Ainsi, il devient urgent, d’une part, de finaliser la rédaction des règles de procédure applicables devant la future juridiction et, d’autre part, de clarifier l’interprétation de certaines règles procédurales afin d’éviter toute divergence d’interprétation. Ces clarifications permettront aux entreprises futures justiciables de la juridiction unifiée du brevet de réfléchir à leur positionnement et de définir leurs stratégies en ayant toutes les cartes en mains et les idées claires.

A titre d’illustration des questions en suspens, quid des brevets pour lesquels le breveté n’aura pas formellement dérogé à la compétence de la juridiction unifiée du brevet ? Pendant la période transitoire, ces brevets, «orphelins du système», pourront faire l’objet de procédures judiciaires tant devant les juridictions nationales que devant la juridiction unifiée du brevet. Toutefois, quelle sera la situation de ces brevets à l’issue d’une procédure judiciaire engagée devant les juridictions nationales ? L’introduction d’une procédure devant les juridictions nationales les exclura-t-elle du système de la juridiction unifiée du brevet jusqu’à leur expiration ? Ces deux questions restent à ce jour sans réponse claire.

Un cas extrême serait celui d’un laboratoire générique introduisant une action en nullité à l’encontre, par exemple, de la partie lettone d’un brevet vedette. Ce laboratoire pourrait alors se désister de son action, ayant, de facto, forcé le breveté à sortir du système de la juridiction unifiée du brevet. Une telle situation irait à l’encontre de l’intention initiale des Etats participant à l’accord sur une juridiction unifiée du brevet, qui était d’inclure le plus grand nombre de brevets dans le système. Une autre interprétation des règles pourrait également déboucher sur la possibilité de contentieux parallèles devant la future juridiction et les juridictions nationales, comportant le risque de décisions contradictoires.

Conscient de la nécessité d’apporter rapidement les clarifications attendues par les titulaires de brevets et les conseils spécialisés en contentieux de brevets, le Comité préparatoire a annoncé, au terme du second rapport d’étape publié le 6 juin 2014, qu’il préparait une 17e version des règles de procédure. Cette 17e version, présentée comme l’ultime projet, sera soumise à audience publique à l’automne 2014 afin de recueillir les derniers commentaires et contributions des tiers intéressés.

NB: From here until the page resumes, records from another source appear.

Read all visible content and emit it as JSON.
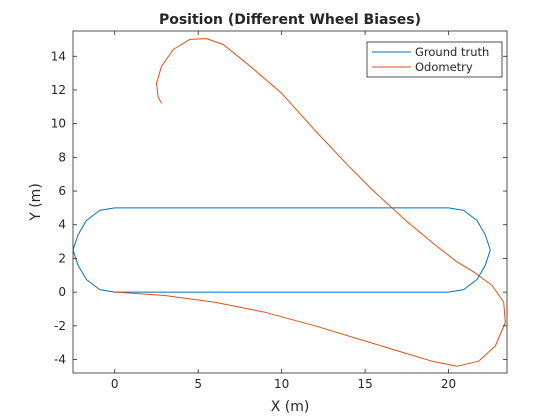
{
  "chart_data": {
    "type": "line",
    "title": "Position (Different Wheel Biases)",
    "xlabel": "X (m)",
    "ylabel": "Y (m)",
    "xlim": [
      -2.5,
      23.5
    ],
    "ylim": [
      -4.8,
      15.5
    ],
    "xticks": [
      0,
      5,
      10,
      15,
      20
    ],
    "xtick_labels": [
      "0",
      "5",
      "10",
      "15",
      "20"
    ],
    "yticks": [
      -4,
      -2,
      0,
      2,
      4,
      6,
      8,
      10,
      12,
      14
    ],
    "ytick_labels": [
      "-4",
      "-2",
      "0",
      "2",
      "4",
      "6",
      "8",
      "10",
      "12",
      "14"
    ],
    "grid": false,
    "legend_position": "top-right",
    "series": [
      {
        "name": "Ground truth",
        "color": "#0072bd",
        "x": [
          0,
          5,
          10,
          15,
          20,
          20.9,
          21.7,
          22.2,
          22.5,
          22.2,
          21.7,
          20.9,
          20,
          15,
          10,
          5,
          0,
          -0.9,
          -1.7,
          -2.2,
          -2.5,
          -2.2,
          -1.7,
          -0.9,
          0
        ],
        "y": [
          0,
          0,
          0,
          0,
          0,
          0.15,
          0.75,
          1.6,
          2.5,
          3.4,
          4.25,
          4.85,
          5,
          5,
          5,
          5,
          5,
          4.85,
          4.25,
          3.4,
          2.5,
          1.6,
          0.75,
          0.15,
          0
        ]
      },
      {
        "name": "Odometry",
        "color": "#d95319",
        "x": [
          0,
          3,
          6,
          9,
          12,
          15,
          17,
          19,
          20.5,
          21.8,
          22.8,
          23.4,
          23.3,
          22.6,
          21.5,
          20.5,
          19.2,
          17.5,
          15.5,
          14,
          12,
          10,
          8,
          6.5,
          5.5,
          4.5,
          3.5,
          2.8,
          2.5,
          2.6,
          2.8
        ],
        "y": [
          0,
          -0.2,
          -0.6,
          -1.2,
          -2.0,
          -2.9,
          -3.5,
          -4.1,
          -4.4,
          -4.1,
          -3.2,
          -1.8,
          -0.6,
          0.4,
          1.2,
          1.8,
          2.8,
          4.2,
          6.0,
          7.5,
          9.6,
          11.8,
          13.5,
          14.7,
          15.05,
          15.0,
          14.4,
          13.4,
          12.4,
          11.6,
          11.2
        ]
      }
    ]
  }
}
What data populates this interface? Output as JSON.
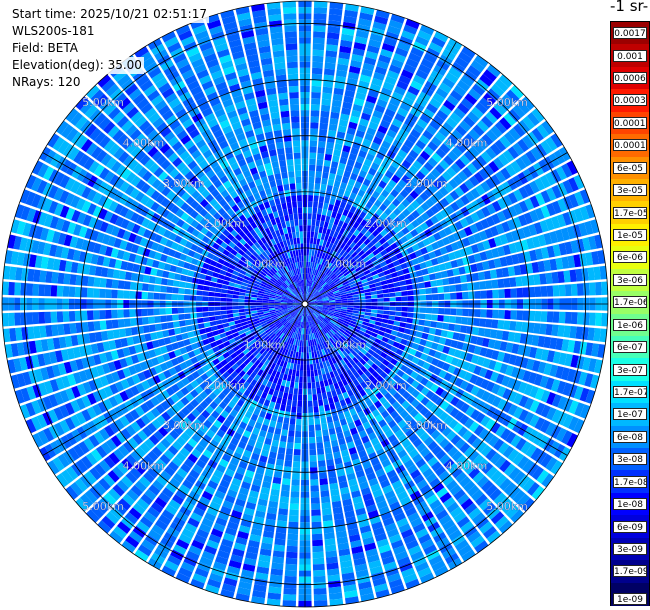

Néanmoins, les principales incertitudes étant désormais levées, les entreprises ne peuvent pas se permettre d’attendre d’avoir obtenu une réponse définitive et parfaite à chacune de leurs interrogations et doivent se préparer dès à présent à prendre l’une des décisions stratégiques majeures des prochaines années.

(1) L’Autriche a ratifié l’accord sur une juridiction unifiée du brevet le 6 août 2013, la France le 14 mars 2014, la Suède le 5 juin 2014, la Belgique le 6 juin 2014. Malte, la Belgique et le Danemark se sont prononcés en faveur de ladite ratification respectivement les 21 janvier 2014, le 23 avril 2014 et le 25 mai 2014.